Então, quando o primeiro grupo de beduínos terminou de acender a fogueira, um deles, o que parecia ser o líder, olhou fixamente para o jovem através do lenço que cobria quase todo seu rosto. -
Bela peça você tem aí. - Disse o beduíno, acenando para a perna do garoto que ficara à mostra enquanto ele terminava de arrumar suas coisas. Daisuke não gostou do comentário. Afinal, era por isso que agora usava um uniforme mais longo, justamente para esconder sua deficiência.
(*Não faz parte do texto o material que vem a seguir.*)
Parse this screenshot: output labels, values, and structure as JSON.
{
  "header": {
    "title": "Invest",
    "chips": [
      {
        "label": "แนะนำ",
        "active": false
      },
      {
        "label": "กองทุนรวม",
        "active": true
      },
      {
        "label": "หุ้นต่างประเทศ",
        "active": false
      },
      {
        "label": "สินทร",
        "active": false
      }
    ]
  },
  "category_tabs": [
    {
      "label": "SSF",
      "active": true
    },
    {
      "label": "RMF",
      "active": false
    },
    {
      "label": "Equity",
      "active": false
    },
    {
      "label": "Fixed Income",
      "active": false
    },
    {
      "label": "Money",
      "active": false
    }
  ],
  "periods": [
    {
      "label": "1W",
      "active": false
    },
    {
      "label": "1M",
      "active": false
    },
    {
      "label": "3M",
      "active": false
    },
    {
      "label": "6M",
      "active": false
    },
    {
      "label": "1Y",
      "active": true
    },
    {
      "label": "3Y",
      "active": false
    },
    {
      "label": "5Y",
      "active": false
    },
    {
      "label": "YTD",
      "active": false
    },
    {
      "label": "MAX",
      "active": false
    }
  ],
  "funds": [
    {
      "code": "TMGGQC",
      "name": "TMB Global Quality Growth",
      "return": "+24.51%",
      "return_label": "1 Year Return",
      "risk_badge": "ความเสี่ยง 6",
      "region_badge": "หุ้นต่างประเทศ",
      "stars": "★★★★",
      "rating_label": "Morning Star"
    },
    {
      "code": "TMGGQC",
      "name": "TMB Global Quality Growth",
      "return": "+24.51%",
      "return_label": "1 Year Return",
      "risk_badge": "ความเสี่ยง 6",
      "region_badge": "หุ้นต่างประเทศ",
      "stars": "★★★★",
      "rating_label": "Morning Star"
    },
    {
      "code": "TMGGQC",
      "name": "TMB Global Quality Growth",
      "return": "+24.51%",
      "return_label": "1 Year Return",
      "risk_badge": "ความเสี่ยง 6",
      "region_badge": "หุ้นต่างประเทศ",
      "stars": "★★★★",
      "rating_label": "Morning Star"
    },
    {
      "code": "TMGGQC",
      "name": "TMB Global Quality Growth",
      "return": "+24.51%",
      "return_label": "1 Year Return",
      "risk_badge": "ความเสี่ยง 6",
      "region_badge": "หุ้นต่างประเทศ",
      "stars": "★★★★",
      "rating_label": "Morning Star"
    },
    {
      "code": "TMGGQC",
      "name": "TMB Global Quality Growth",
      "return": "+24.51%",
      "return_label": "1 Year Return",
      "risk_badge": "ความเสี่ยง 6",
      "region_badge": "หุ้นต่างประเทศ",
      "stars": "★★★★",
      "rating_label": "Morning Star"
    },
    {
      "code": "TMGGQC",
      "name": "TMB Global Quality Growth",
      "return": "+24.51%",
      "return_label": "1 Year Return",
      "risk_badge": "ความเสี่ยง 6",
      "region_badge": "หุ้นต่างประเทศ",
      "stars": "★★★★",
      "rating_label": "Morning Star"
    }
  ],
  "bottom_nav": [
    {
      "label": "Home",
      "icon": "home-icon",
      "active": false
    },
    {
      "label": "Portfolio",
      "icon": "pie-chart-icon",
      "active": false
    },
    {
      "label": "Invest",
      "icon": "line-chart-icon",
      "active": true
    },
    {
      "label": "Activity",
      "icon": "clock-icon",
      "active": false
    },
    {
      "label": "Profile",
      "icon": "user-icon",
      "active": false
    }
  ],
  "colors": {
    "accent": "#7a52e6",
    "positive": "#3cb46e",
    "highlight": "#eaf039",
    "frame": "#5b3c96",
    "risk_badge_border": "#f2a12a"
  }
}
Por isso, sem mesmo responder, ele concordou com um abano de cabeça, puxando a perna da calça para proteger a prótese. O beduíno ficou sem entender aquele comportamento agressivo, e mesmo sabendo que poderia arranjar uma bela confusão com o jovem resolveu se aproximar. Recostando-se numa pedra na lateral da tenda do garoto, o beduíno puxou seu cachimbo e fitou a fogueira que crepitava com o vento. Daisuke fingiu que não se importou. Desenrolando o saco de dormir, ele pegou a lona da tenda e a jogou na lateral, começando a enterrar as peças de metal que dão sustentação à barraca. Passando o cordame nos espaços indicados, rapidamente o rapaz conseguiu terminar sua tarefa quando se sentou do lado oposto ao beduíno. Cansado da longa viagem, ele enxugou o suor da testa e começou a comer sob a luz da lua que já despontava no horizonte. o frio também começava a incomodá-lo. Principalmente na junção da peça de metal com seus músculos. Um frio agonizante que fazia seu corpo reagir com pequenos espasmos. O beduíno misterioso parecia ter percebido os espasmos, pois este juntou seu cobertor e o jogou contra o rapaz. -
Ei! - Reclamou.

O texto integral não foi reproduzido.